Sore itu pesawat yang kunaiki mendarat dengan sempurna di Bandara Ahmad Yani Semarang. Tujuan utama piknik saat itu sebenarnya bukanlah ke Semarang. Kota ini hanyalah persinggahan sementara saja, karena besok ada agenda lain yang akan direncanakan di Sleman. Lantas kenapa tidak langsung mencari penerbangan ke Yogyakarta saja? Atau naik bus dan kereta langsung ke Jogja? Ya karena mau mampir ke Semarang saja. 2 tahun terakhir ini sepertinya cukup rutin menyambangi Simpang Lima. Kenapa begitu, ya karena sedang ingin saja, bukan karena ada sesuatu yang teramat penting.

Dari kejauhan sudah terlihat Riyanda Rinaldi menunggu di pintu kedatangan bandara.
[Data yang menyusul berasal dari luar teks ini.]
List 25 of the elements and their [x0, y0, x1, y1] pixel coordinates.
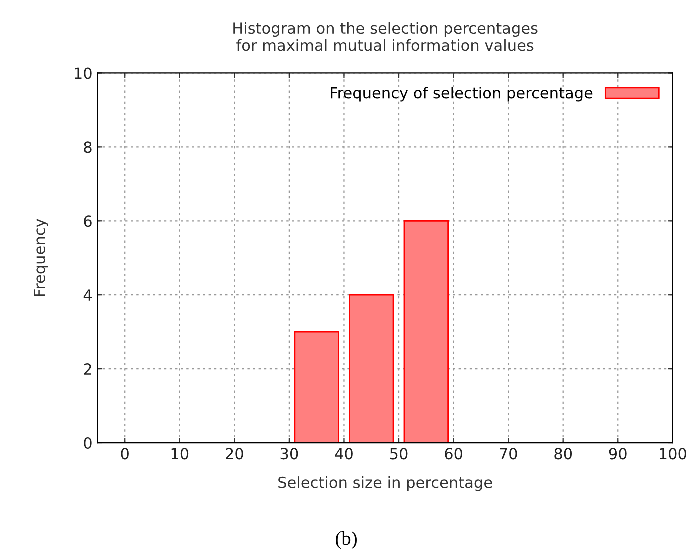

Iya betul sekali, dia vokalis Sembrenget Oi, kadang jadi pemain gitar juga, bass pun bisa. Sore ini beliau yang menjemputku di bandara. Meski sebenarnya banyak sekali kawan dan saudara di Semarang bisa dihubungi. Tapi tenang, sekali ini benar benar ingin tenang dan santai. Namanya juga hanya mampir saja. Saya lupa kapan terakhir bersua dengan Riyanda ini, apakah di Semarang atau ketika laga PSMS dijamu oleh Persiraja Banda Aceh di Stadion Dhimurtala, Lampineung. Seperti biasa senyum ceria tak berkurang sedikit darinya.

Bandara Ahmad Yani sepertinya sudah banyak sekali mengalami renovasi. Dari area kedatangan sudah terlihat bahwa bandara ini benar benar tertata. Banyak ornamen dan lukisan yang menghiasi dinding. Jika beberapa tahun lalu saya dijemput Allyz, ruang tunggunya masih kecil. Tempat parkir terbatas dan tenant-tenant seperti penuh sesak. Ah iya, waktu itu saya sedang coba-coba naik MA-60nya Merpati dari Bandung ke Semarang. Sekarang area Bandara Ahmad Yani sudah semakin luas. Jalan keluar masuk bandara sudah sangat lebar. Mungkin diciptakan demikian untuk menghindari kemacetan. Tempat parkir kendaraan juga sangat rapi. Untuk kendaraan roda dua sendiri sudah tersedia bangunan khusus sehingga tidak akan terkena hujan dan terik matahari.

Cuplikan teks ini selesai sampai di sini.